The reason is as follows:

After a training job is created, the training performance is poor if the running container is directly connected to OBS. To prevent this issue, the system automatically downloads the training data to the local path of the running container. Therefore, an error occurs if an OBS path is used in training code. For example, if the OBS path to the training code is obs://bucket-A/training/, the training code will be automatically downloaded to ${MA_JOB_DIR}/training/.

For example, the OBS path to the training code is obs://bucket-A/XXX/{training-project}/, where {training-project} is the name of the folder where the training code is stored. During training, the system will automatically download the data from OBS {training-project} to the local path of the training container ($MA_JOB_DIR/{training-project}/).

If the affected path is to the training data, perform the following operations to resolve this issue (see Parsing Input and Output Paths for details):

  1. When creating an algorithm, set the code path parameter, which defaults to data_url, in the input path mapping configuration.
  2. Add a hyperparameter, which defaults to data_url, to the training code. Use data_url as the local path for inputting the training data.

Checking Whether the Affected Path Is Available

The code developed locally needs to be uploaded to the ModelArts backend.
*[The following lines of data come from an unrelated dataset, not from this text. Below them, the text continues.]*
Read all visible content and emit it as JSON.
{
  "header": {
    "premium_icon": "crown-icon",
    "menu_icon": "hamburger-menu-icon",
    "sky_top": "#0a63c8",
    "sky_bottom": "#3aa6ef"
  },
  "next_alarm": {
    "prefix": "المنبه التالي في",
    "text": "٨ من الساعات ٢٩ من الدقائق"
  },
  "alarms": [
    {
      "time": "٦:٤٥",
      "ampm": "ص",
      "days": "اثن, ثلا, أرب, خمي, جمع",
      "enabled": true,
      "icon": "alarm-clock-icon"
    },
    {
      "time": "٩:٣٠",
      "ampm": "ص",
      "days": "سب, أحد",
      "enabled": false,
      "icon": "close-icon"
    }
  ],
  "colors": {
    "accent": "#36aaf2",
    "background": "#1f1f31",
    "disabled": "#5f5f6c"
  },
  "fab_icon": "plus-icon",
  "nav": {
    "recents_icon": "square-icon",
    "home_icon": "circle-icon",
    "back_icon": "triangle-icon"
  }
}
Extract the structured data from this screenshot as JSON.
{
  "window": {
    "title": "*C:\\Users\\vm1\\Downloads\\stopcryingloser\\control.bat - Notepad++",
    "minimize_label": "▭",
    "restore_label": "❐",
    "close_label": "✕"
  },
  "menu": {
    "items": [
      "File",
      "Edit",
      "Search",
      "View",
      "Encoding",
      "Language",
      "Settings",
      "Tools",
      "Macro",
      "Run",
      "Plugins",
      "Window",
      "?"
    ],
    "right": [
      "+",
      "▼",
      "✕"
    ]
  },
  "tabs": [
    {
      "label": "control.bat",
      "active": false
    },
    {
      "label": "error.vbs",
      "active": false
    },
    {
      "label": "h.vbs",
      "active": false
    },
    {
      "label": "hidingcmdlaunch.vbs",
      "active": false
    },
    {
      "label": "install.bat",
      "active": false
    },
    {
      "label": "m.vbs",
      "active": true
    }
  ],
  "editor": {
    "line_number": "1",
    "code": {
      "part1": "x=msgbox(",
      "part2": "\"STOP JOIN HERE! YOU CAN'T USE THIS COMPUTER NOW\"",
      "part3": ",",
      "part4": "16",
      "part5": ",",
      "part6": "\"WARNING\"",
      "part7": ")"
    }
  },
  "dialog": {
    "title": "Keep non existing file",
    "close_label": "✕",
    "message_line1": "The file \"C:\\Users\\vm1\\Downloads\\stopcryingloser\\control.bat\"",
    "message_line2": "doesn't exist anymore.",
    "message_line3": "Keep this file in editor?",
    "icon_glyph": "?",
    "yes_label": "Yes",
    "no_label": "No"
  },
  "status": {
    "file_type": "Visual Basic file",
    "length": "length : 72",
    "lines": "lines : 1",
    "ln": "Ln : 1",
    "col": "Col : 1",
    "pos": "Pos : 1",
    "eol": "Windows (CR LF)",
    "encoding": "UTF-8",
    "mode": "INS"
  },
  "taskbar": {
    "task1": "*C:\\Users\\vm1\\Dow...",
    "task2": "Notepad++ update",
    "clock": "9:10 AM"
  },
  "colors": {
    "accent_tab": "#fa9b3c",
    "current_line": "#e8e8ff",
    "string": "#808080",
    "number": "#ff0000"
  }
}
It is likely to incorrectly set the path to a dependency file in training code.

You are suggested to use the following general solution to obtain the absolute path to a dependency file through the OS API.

Example:

|---project_root                # Root directory for code
   |---BootfileDirectory        # Directory where the boot file is located
     |---bootfile.py            # Boot file
   |---otherfileDirectory       # Directory where other dependency files are located
     |---otherfile.py           # Other dependency files
    

Do as follows to obtain the path to a dependency file, otherfile_path in this example, in the boot file:

import os
current_path = os.path.dirname(os.path.realpath(__file__)) # Directory where the boot file is located
project_root = os.path.dirname(current_path) # Root directory of the project, which is the code directory set on the ModelArts training console
otherfile_path = os.path.join(project_root, "otherfileDirectory", "otherfile.py")

Checking the File Boot Path of a Training Job Created Using a Custom Image

Take OBS path obs://obs-bucket/training-test/demo-code as an example. The training code in this path will be automatically downloaded to ${MA_JOB_DIR}/demo-code in the training container, where demo-code is the last-level directory of the OBS path and can be customized.

If you use a custom image to create a training job, the system will automatically run the image boot command after the code directory is downloaded. The boot command must comply with the following rules:

  • If the training startup script is a .py file, train.py for example, the boot command can be python ${MA_JOB_DIR}/demo-code/train.py.
  • If the training startup script is an .sh file, main.sh for example, the boot command can be bash ${MA_JOB_DIR}/demo-code/main.sh,

where demo-code is the last-level directory of the OBS path and can be customized.

Summary and Suggestions

Before creating a training job, use the ModelArts development environment to debug the training code to maximally eliminate errors in code migration.